The victor in 2017, Emmanuel Macron, on the other hand, is projecting that politics can be a good investment, as long as the people are able to understand his logic and vision of doing it, aided by outsourced corporate consultancy. The justification of political decisions, however, is supposed to be evident to the public. The infiltration of ‘business’ logic into politics, not limited to France, instead allows supposed expertise to legitimise decisions made on behalf of—rather than stemming from—the citizens.
Political logic
This symbiosis of economy and politics in the neoliberal democracies blurs the question of who is accountable to whom. Whether political leaders are making appeals to the morally pure ‘people’ or calling in aid supposedly neutral expertise—and advocates of the latter can be labelled ‘the elite’ by the former—they are using the same political logic, of ‘technopopulism’, which departs from the traditional struggle between left and right. Whether actual citizens own their laws, or these are rooted in social demands, is not so relevant for these ‘doers’ of modern politics.
The overall weakening of democratic processes in favour of a technocratic form of governance is not new: a gradual tightening of constraints on voters to influence policy- and decision-making was initiated by the abandonment in the 1970s of the post-war model of egalitarian capitalism. So the symbiosis of economy and politics has been matched by an expanding separation between politics and society.
National actors and democratic institutions however still hold the power to build a political culture of account-giving, to act as bridging ‘intermediary bodies’ between society and politics. Parliaments, party politics and the law-making process should be able to guarantee effective systems of checks and balances, access to public scrutiny and translation of political conclusions into public policies.
Executive dominance over legislatures, legitimised by a technocratic perspective, oversimplifies the policy challenges. And as long as parties continue to serve as voting machines for selecting and electing leaders, for personality-driven micro-politics, in the absence of real inner-party democracy, collective awareness and citizens’ capability for solving collective problems will remain restricted to the visions of the political leaders.
Accountability and transparency
At the core is the absence of accountability and transparency, with weakened relations between citizens and their societies. Citizens then retreat even further from political life and attachment to the political parties, leaving the latter to interpret themselves what accountability actually means.

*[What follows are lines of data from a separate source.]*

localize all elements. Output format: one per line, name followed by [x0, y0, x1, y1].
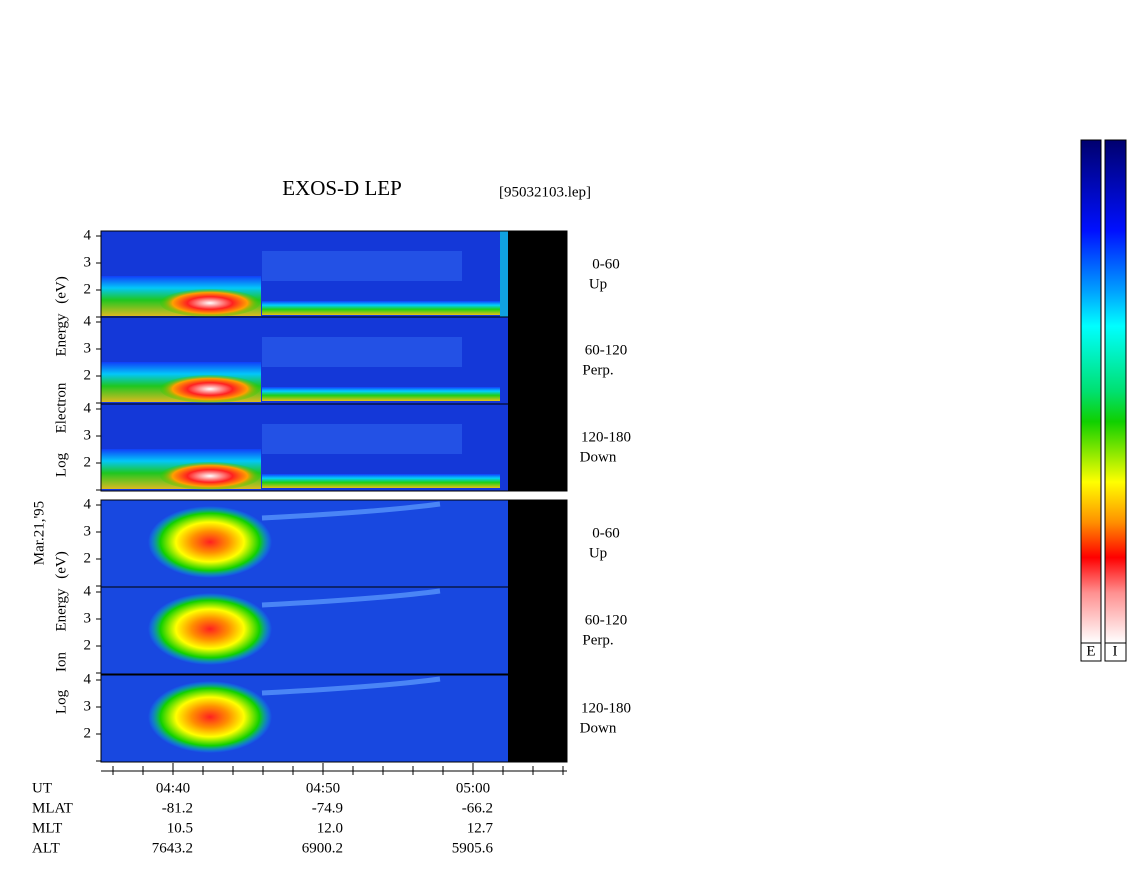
ion-streak — [261, 501, 441, 521]
y-tick-label: 3 — [84, 523, 92, 539]
no-data — [508, 231, 567, 318]
no-data — [508, 404, 567, 491]
row-label: MLT — [32, 820, 62, 836]
ion-region — [148, 681, 272, 753]
row-value: -81.2 — [162, 800, 193, 816]
row-value: 7643.2 — [152, 840, 193, 856]
hot-region — [160, 375, 260, 403]
y-tick-label: 2 — [84, 454, 92, 470]
orbit-table: UT 04:40 04:50 05:00 MLAT -81.2 -74.9 -66.2 MLT 1… — [32, 780, 494, 856]
axis-label: Log — [53, 452, 69, 477]
low-band — [262, 474, 500, 488]
axis-label: (eV) — [53, 276, 69, 303]
y-tick-label: 2 — [84, 637, 92, 653]
haze — [262, 424, 462, 454]
y-tick-label: 4 — [84, 227, 92, 243]
row-value: 10.5 — [167, 820, 193, 836]
colorbar-label-box — [1080, 642, 1102, 662]
panel-frame — [100, 586, 568, 675]
y-tick-label: 2 — [84, 725, 92, 741]
axis-label: Ion — [53, 652, 69, 672]
colorbars: E I — [1080, 139, 1127, 662]
colorbar-label: E — [1086, 643, 1095, 659]
haze — [262, 251, 462, 281]
panel-range: 120-180 — [581, 700, 631, 716]
axis-label: Energy — [53, 313, 69, 357]
panel: 2 3 4 60-120 Perp. — [84, 313, 628, 405]
panel-direction: Perp. — [582, 362, 613, 378]
time-ticks — [112, 763, 564, 775]
hot-region — [160, 462, 260, 490]
y-tick-label: 4 — [84, 496, 92, 512]
no-data — [508, 500, 567, 587]
panel-direction: Up — [589, 276, 607, 292]
title: EXOS-D LEP — [282, 176, 402, 200]
no-data — [508, 587, 567, 674]
panels: 2 3 4 0-60 Up 2 3 4 60-120 Perp. 2 3 4 120-180 Down 2 3 4… — [53, 227, 631, 763]
axis-label: Energy — [53, 588, 69, 632]
row-label: UT — [32, 780, 52, 796]
colorbar-e — [1080, 139, 1102, 644]
axis-label: Log — [53, 689, 69, 714]
row-value: -66.2 — [462, 800, 493, 816]
axis-label: Electron — [53, 382, 69, 433]
y-tick-label: 4 — [84, 671, 92, 687]
colorbar-i — [1104, 139, 1127, 644]
panel-direction: Up — [589, 545, 607, 561]
y-tick-label: 3 — [84, 254, 92, 270]
panel-range: 60-120 — [585, 612, 628, 628]
row-value: 5905.6 — [452, 840, 494, 856]
colorbar-label: I — [1113, 643, 1118, 659]
panel: 2 3 4 0-60 Up — [84, 227, 620, 319]
colorbar-label-box — [1104, 642, 1127, 662]
row-value: 04:50 — [306, 780, 340, 796]
axis-label: (eV) — [53, 551, 69, 578]
low-band — [262, 387, 500, 401]
y-tick-label: 2 — [84, 367, 92, 383]
ion-region — [148, 506, 272, 578]
y-tick-label: 4 — [84, 400, 92, 416]
y-tick-label: 3 — [84, 610, 92, 626]
y-tick-label: 4 — [84, 583, 92, 599]
y-tick-label: 3 — [84, 340, 92, 356]
panel-range: 0-60 — [592, 525, 620, 541]
no-data — [508, 317, 567, 404]
panel: 2 3 4 60-120 Perp. — [84, 583, 628, 675]
low-band — [262, 301, 500, 315]
panel-direction: Perp. — [582, 632, 613, 648]
panel-range: 120-180 — [581, 429, 631, 445]
row-label: ALT — [32, 840, 60, 856]
no-data — [508, 675, 567, 762]
haze — [262, 337, 462, 367]
row-value: 12.7 — [467, 820, 494, 836]
panel: 2 3 4 120-180 Down — [84, 671, 631, 763]
row-value: -74.9 — [312, 800, 343, 816]
ion-streak — [261, 588, 441, 608]
date: Mar.21,'95 — [31, 501, 47, 565]
row-value: 05:00 — [456, 780, 490, 796]
ion-region — [148, 593, 272, 665]
row-value: 04:40 — [156, 780, 190, 796]
panel: 2 3 4 0-60 Up — [84, 496, 620, 588]
y-tick-label: 3 — [84, 427, 92, 443]
y-tick-label: 2 — [84, 281, 92, 297]
ion-streak — [261, 676, 441, 696]
panel-direction: Down — [580, 449, 617, 465]
row-value: 12.0 — [317, 820, 343, 836]
panel-frame — [100, 674, 568, 763]
row-label: MLAT — [32, 800, 73, 816]
y-tick-label: 4 — [84, 313, 92, 329]
file-name: [95032103.lep] — [499, 184, 591, 200]
panel-direction: Down — [580, 720, 617, 736]
edge-stripe — [500, 231, 508, 318]
y-tick-label: 3 — [84, 698, 92, 714]
hot-region — [160, 289, 260, 317]
y-tick-label: 2 — [84, 550, 92, 566]
panel-range: 60-120 — [585, 342, 628, 358]
panel-range: 0-60 — [592, 256, 620, 272]
panel-frame — [100, 403, 568, 492]
row-value: 6900.2 — [302, 840, 343, 856]
panel: 2 3 4 120-180 Down — [84, 400, 631, 492]
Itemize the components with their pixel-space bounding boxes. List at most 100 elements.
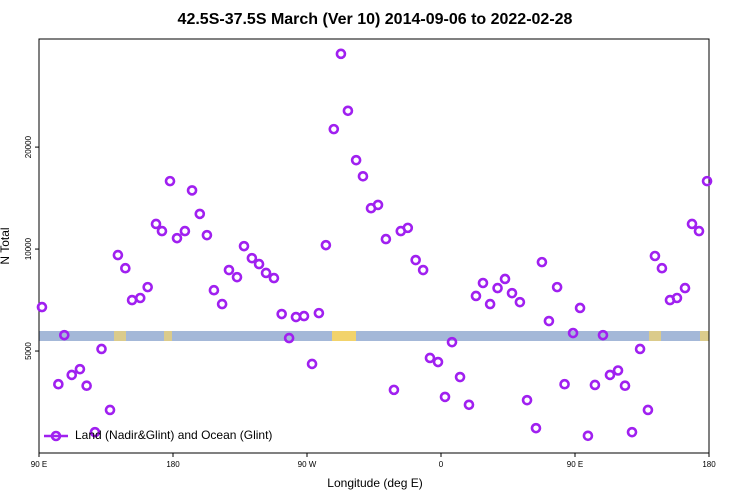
point xyxy=(477,277,489,289)
point xyxy=(380,233,392,245)
point xyxy=(521,394,533,406)
point xyxy=(216,298,228,310)
point xyxy=(551,281,563,293)
point xyxy=(260,267,272,279)
point xyxy=(112,249,124,261)
point xyxy=(582,430,594,442)
x-tick-label: 0 xyxy=(439,460,444,469)
point xyxy=(671,292,683,304)
point xyxy=(306,358,318,370)
point xyxy=(36,301,48,313)
x-tick-label: 90 W xyxy=(298,460,317,469)
point xyxy=(164,175,176,187)
point xyxy=(350,154,362,166)
point xyxy=(313,307,325,319)
point xyxy=(335,48,347,60)
point xyxy=(74,363,86,375)
point xyxy=(543,315,555,327)
point xyxy=(686,218,698,230)
point xyxy=(142,281,153,293)
band xyxy=(39,331,709,341)
point xyxy=(634,343,646,355)
point xyxy=(171,232,183,244)
point xyxy=(417,264,429,276)
point xyxy=(693,225,705,237)
point xyxy=(253,258,265,270)
legend-marker xyxy=(50,430,62,442)
point xyxy=(642,404,654,416)
point xyxy=(372,199,384,211)
point xyxy=(439,391,451,403)
point xyxy=(342,105,354,117)
point xyxy=(201,229,213,241)
point xyxy=(432,356,444,368)
point xyxy=(179,225,191,237)
point xyxy=(559,378,570,390)
point xyxy=(283,332,295,344)
point xyxy=(484,298,496,310)
point xyxy=(298,310,310,322)
point xyxy=(231,271,243,283)
point xyxy=(463,399,475,411)
point xyxy=(320,239,332,251)
point xyxy=(701,175,713,187)
point xyxy=(246,252,258,264)
point xyxy=(268,272,280,284)
point xyxy=(567,327,579,339)
point xyxy=(290,311,302,323)
point xyxy=(96,343,107,355)
point xyxy=(150,218,162,230)
point xyxy=(59,329,70,341)
point xyxy=(470,290,482,302)
x-tick-label: 180 xyxy=(166,460,180,469)
point xyxy=(626,426,638,438)
y-tick-label: 10000 xyxy=(24,237,33,260)
point xyxy=(424,352,436,364)
y-tick-label: 5000 xyxy=(24,342,33,360)
point xyxy=(328,123,340,135)
point xyxy=(223,264,235,276)
point xyxy=(574,302,586,314)
point xyxy=(410,254,421,266)
x-tick-label: 90 E xyxy=(567,460,583,469)
land-ocean-band xyxy=(39,331,709,341)
point xyxy=(604,369,616,381)
point xyxy=(499,273,511,285)
point xyxy=(126,294,138,306)
point xyxy=(134,292,146,304)
point xyxy=(402,222,414,234)
y-axis-label: N Total xyxy=(0,227,12,264)
point xyxy=(536,256,548,268)
point xyxy=(238,240,250,252)
point xyxy=(89,426,101,438)
point xyxy=(208,284,220,296)
point xyxy=(357,170,369,182)
x-tick-label: 90 E xyxy=(31,460,47,469)
point xyxy=(514,296,526,308)
chart-title: 42.5S-37.5S March (Ver 10) 2014-09-06 to… xyxy=(178,11,573,28)
point xyxy=(656,262,668,274)
point xyxy=(612,365,624,376)
point xyxy=(186,185,198,196)
point xyxy=(388,384,400,396)
point xyxy=(194,208,206,220)
plot-frame xyxy=(38,38,710,454)
band-land xyxy=(164,331,172,341)
point xyxy=(619,380,631,392)
point xyxy=(446,336,458,348)
band-land xyxy=(700,331,709,341)
band-land xyxy=(332,331,356,341)
band-land xyxy=(649,331,661,341)
x-axis-label: Longitude (deg E) xyxy=(327,476,422,490)
point xyxy=(104,404,116,416)
point xyxy=(597,329,609,341)
point xyxy=(53,378,64,390)
point xyxy=(506,287,518,299)
point xyxy=(530,422,542,434)
point xyxy=(454,371,466,383)
point xyxy=(120,262,131,274)
point xyxy=(649,250,661,262)
band-land xyxy=(114,331,126,341)
point xyxy=(81,380,92,392)
legend-label: Land (Nadir&Glint) and Ocean (Glint) xyxy=(75,428,272,442)
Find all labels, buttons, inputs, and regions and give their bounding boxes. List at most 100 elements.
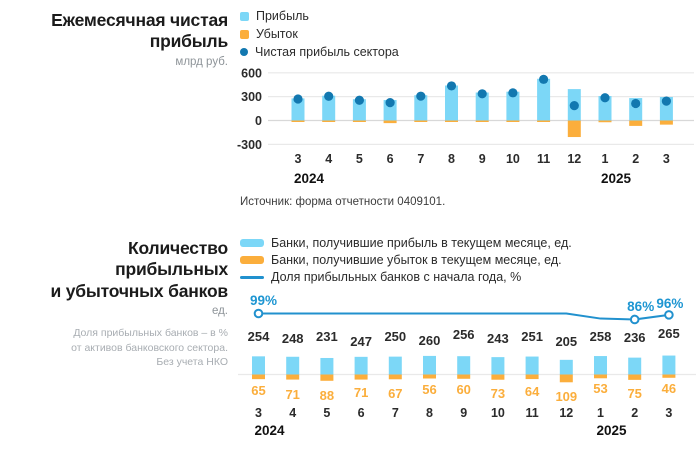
profitable-banks-bar [491,357,505,375]
profit-bar [598,96,612,121]
net-profit-dot [508,88,518,98]
unprofitable-count-label: 46 [662,381,676,396]
y-axis-tick-label: 0 [255,114,262,128]
share-percent-label: 99% [250,293,277,308]
month-tick-label: 3 [663,152,670,166]
legend-label-banks-profit: Банки, получившие прибыль в текущем меся… [271,236,572,250]
profit-bar [445,85,458,121]
profit-swatch-icon [240,11,249,21]
profitable-count-label: 250 [384,329,406,344]
unprofitable-banks-bar [628,374,642,380]
net-profit-dot [569,101,579,111]
month-tick-label: 10 [491,406,505,420]
profitable-banks-bar [388,356,402,375]
profitable-count-label: 256 [453,327,475,342]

Taking democracy for granted is a trap, both for representative democracies and Europe’s citizens. High-quality democracy requires citizens’ engagement but also trust-building and trust-sharing, which in turn requires long-term political strategies and empowered democratic actors, individual and collective.
In this sense, elections should not be the only convenient tool for measuring popular consent. In an era of upgraded standards of giving and exercising consent, there should also be a rise in the standards of account-giving and improved understanding of the social intermediation between the electorate, political parties and their local constituencies, in delivering the citizens’ vision of what type of society they want to inhabit.
Emilija Tudzarovska is a lecturer in contemporary European politics at Charles University in Prague and a researcher at the Czech Academy of Sciences, SOU. Her current research is part of NPO 'Systemic Risk Institute', funded by the EU.